日本地球惑星科学連合2018年大会

講演情報

[EE] 口頭発表

セッション記号 A (大気水圏科学) » A-AS 大気科学・気象学・大気環境

[A-AS04] 雲降水過程の統合的理解に向けて

2018年5月22日(火) 09:00 〜 10:30 301B (幕張メッセ国際会議場 3F)

コンビーナ:鈴木 健太郎(東京大学大気海洋研究所)、高薮 縁(東京大学 大気海洋研究所)、Hirohiko Masunaga、座長:増永 浩彦鈴木 健太郎

09:45 〜 10:00

[AAS04-04] Diurnal cycle of precipitation over maritime continent using different in-cloud parameterizations

*馬場 雄也1 (1.国立研究開発法人 海洋研究開発機構)

キーワード:積雲対流スキーム、降水の日変化、海大陸

Some cumulus parameterizations are known to be poor at reproducing diurnal cycle of precipitation. One of the reasons for this feature is considered to be derived from convective adjustment closure employed in cumulus parameterization. In general, the convective adjustment closure has been constructed assuming an equilibrium between forcing in free-troposphere and convection stabilization, thus it cannot consider several hours’ time scale forcing below boundary layer which is dominant force for diurnal cycle of convection. Bechtold et al. (2014) recently developed non-equilibrium closure considering forcing from boundary layer, and succeeded in reproducing the diurnal cycle of precipitation over continents. However, Sratton and Stirling (2012) showed improvement of diurnal cycle of precipitation by using different entrainment parameterization. Therefore, non-equilibrium closure is not only one solution for improving diurnal cycle of convection (and thus precipitation), and improving in-cloud parameterization such as entrainment can be another solution.

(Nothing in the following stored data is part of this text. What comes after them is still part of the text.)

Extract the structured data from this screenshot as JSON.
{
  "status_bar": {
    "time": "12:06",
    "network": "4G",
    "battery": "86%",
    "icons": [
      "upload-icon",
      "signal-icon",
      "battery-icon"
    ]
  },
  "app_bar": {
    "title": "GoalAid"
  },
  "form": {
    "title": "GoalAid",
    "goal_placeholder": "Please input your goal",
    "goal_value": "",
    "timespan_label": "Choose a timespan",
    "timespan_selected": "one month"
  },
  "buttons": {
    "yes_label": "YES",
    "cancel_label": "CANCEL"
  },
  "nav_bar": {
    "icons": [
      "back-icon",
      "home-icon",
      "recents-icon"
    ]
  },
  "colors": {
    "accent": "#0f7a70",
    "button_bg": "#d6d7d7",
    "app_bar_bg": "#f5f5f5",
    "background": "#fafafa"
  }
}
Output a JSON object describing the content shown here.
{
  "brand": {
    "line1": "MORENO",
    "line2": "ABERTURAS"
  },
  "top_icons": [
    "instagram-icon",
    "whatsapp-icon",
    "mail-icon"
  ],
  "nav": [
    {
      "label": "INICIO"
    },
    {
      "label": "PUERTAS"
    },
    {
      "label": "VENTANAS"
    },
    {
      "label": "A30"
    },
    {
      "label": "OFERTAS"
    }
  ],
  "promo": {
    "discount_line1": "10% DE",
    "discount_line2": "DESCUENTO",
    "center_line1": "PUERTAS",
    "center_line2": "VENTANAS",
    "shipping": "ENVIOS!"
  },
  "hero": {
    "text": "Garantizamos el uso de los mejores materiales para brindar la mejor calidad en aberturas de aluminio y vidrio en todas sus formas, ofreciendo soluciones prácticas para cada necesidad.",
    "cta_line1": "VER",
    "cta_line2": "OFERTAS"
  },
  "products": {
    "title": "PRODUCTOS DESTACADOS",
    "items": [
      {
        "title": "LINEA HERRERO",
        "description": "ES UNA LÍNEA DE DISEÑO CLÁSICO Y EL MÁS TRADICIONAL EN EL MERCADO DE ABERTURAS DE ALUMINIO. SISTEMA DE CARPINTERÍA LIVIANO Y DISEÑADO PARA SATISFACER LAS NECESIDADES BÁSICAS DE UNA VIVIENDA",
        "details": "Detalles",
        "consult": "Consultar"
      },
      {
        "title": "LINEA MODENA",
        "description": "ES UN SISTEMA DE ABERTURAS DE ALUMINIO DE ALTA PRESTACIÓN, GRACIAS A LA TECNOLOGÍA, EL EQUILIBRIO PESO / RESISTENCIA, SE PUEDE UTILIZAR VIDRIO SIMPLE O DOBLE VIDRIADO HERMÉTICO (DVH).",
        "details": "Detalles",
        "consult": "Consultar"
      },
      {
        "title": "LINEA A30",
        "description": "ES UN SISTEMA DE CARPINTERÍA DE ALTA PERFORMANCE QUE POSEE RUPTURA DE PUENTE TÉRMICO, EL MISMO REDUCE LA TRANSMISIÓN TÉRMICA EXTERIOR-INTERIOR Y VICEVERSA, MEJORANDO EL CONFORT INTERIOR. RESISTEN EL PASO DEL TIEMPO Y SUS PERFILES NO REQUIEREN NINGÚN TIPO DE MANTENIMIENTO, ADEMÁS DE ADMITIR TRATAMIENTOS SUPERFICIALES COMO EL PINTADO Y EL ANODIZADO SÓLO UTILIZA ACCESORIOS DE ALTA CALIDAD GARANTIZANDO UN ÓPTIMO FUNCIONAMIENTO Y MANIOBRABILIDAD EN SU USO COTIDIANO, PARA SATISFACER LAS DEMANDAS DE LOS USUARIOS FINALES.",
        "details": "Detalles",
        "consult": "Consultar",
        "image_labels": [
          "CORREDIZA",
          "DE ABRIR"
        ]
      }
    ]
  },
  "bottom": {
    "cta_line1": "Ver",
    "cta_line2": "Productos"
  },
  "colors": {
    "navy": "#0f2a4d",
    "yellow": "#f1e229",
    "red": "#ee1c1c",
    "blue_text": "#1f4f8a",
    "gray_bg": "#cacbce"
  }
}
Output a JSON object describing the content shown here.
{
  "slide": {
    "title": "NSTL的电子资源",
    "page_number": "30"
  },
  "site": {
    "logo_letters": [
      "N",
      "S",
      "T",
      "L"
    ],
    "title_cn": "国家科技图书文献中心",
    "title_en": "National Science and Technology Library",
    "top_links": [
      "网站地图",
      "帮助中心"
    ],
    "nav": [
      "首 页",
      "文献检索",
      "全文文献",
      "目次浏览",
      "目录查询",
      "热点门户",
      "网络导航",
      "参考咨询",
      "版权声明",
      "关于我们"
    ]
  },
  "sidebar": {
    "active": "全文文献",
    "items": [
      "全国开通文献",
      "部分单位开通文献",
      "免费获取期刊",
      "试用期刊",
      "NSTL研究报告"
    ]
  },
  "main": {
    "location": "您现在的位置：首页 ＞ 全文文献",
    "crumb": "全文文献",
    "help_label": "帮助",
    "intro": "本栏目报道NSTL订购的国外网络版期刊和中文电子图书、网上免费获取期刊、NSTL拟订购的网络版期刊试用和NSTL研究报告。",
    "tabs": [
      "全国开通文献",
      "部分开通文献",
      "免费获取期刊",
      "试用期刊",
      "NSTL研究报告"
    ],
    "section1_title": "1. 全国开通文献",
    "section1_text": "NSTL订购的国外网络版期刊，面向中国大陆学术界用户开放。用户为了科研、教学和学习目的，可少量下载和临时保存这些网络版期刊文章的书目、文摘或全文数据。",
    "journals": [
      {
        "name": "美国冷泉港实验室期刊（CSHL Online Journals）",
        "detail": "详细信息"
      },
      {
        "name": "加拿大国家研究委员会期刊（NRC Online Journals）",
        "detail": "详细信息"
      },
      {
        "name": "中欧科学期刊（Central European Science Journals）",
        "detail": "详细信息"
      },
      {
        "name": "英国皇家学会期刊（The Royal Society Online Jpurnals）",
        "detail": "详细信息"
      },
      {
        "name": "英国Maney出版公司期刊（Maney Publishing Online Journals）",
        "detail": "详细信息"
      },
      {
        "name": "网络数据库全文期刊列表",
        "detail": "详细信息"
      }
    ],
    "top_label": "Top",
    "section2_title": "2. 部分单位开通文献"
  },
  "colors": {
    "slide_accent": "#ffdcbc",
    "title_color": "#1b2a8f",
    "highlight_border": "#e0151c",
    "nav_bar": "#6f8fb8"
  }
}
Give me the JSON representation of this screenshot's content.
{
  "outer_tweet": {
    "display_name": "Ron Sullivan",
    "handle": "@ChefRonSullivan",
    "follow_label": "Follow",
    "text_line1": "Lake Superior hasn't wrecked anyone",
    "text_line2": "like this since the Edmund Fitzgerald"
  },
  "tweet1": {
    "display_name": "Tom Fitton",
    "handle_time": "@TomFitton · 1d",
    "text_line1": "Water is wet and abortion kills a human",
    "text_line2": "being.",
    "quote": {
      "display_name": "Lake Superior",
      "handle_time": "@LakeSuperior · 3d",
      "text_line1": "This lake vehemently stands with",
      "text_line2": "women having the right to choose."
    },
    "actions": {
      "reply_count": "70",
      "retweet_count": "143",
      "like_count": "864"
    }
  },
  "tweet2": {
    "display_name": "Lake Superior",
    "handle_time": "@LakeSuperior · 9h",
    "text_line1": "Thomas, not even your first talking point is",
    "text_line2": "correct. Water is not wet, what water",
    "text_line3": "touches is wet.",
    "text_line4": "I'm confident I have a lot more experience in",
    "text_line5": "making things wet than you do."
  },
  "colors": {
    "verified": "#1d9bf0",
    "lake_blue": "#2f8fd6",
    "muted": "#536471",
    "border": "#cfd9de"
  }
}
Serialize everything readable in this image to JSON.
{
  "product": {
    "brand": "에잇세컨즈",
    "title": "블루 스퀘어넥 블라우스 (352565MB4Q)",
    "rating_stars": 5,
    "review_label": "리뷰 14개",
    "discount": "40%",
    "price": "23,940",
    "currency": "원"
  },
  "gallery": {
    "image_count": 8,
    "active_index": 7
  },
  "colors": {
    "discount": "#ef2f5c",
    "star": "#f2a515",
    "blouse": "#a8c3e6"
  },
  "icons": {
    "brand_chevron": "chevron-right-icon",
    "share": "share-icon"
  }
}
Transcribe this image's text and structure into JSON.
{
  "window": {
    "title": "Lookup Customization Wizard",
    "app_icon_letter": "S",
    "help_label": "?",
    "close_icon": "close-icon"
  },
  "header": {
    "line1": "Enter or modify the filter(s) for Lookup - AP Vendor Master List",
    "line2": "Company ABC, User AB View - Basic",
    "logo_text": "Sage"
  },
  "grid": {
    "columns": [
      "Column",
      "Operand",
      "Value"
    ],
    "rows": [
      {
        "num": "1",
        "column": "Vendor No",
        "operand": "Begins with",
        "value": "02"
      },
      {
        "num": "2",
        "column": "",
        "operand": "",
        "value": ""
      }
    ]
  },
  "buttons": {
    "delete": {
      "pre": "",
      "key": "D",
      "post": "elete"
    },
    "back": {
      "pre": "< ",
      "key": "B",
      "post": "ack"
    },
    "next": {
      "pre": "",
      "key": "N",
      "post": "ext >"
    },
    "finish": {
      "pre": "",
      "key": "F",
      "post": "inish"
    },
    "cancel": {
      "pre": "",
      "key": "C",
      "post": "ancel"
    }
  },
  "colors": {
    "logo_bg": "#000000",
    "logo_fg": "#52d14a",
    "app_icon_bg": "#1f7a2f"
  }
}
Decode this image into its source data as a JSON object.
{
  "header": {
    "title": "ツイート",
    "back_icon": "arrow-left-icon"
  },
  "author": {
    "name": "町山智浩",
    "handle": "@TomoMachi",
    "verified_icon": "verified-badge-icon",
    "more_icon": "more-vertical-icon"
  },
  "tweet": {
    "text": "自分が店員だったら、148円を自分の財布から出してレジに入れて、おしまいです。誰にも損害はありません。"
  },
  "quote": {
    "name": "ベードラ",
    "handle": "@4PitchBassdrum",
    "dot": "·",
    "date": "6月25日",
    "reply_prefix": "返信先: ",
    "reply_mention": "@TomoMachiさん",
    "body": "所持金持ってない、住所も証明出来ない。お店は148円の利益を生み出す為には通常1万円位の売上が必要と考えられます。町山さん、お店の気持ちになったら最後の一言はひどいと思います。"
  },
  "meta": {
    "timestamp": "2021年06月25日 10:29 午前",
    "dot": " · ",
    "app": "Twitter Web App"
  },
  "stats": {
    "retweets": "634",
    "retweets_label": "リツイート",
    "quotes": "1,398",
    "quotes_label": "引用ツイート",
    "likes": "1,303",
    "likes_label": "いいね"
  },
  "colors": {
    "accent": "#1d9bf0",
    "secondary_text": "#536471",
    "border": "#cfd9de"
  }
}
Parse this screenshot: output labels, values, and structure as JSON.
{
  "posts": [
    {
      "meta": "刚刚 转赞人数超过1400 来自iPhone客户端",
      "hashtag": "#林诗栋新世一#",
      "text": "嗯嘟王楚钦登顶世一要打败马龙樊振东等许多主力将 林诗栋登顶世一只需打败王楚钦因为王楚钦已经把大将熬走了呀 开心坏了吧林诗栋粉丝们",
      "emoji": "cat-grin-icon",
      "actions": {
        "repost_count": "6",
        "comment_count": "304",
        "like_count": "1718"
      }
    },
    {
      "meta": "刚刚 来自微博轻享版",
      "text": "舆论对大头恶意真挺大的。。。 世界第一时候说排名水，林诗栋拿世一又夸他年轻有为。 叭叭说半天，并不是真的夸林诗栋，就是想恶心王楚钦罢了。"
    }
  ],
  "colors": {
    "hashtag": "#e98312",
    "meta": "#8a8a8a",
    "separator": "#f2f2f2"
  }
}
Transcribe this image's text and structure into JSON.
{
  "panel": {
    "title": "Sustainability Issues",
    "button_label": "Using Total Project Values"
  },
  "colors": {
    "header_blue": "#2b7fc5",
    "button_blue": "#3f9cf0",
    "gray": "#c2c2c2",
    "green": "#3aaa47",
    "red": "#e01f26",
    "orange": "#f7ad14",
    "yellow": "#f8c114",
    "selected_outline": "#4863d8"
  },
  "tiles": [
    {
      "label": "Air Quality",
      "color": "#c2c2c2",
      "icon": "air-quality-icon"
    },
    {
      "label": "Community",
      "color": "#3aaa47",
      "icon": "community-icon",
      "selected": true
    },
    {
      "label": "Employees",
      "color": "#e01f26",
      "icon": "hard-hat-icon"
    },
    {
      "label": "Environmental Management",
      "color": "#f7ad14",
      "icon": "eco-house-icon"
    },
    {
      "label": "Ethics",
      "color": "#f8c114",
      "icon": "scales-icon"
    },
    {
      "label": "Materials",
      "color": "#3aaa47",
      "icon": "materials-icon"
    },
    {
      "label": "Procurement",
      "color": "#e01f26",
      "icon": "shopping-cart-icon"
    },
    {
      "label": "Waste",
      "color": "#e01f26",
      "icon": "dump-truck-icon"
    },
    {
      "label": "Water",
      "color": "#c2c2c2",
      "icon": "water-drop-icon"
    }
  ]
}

To validate effect of in-cloud parameterization in cumulus parameterization on the diurnal cycle of precipitation, two different in-cloud parameterizations (new scheme developed in Baba 2017 and one used in IFS/ECMWF) were used, and regional atmospheric simulations focusing on the precipitation over maritime continent were performed. The results showed that phase of the diurnal cycle was well reproduced compared to the reanalysis data regardless of in-cloud parameterizations, however, amplitude of the diurnal cycle was greatly affected by the difference in the in-cloud parameterization. Further analysis on the convective structure revealed that IFS’s parameterization simulated deeper convection than the new scheme simulated, and the new scheme simulated more coexistence of deep and shallow convection. These results suggested that phase of diurnal cycle is independent of the in-cloud parameterization but is considered to be dependent on other physical parameterizations, and dependence of the amplitude on the parameterization is significant because of the change in convective structure.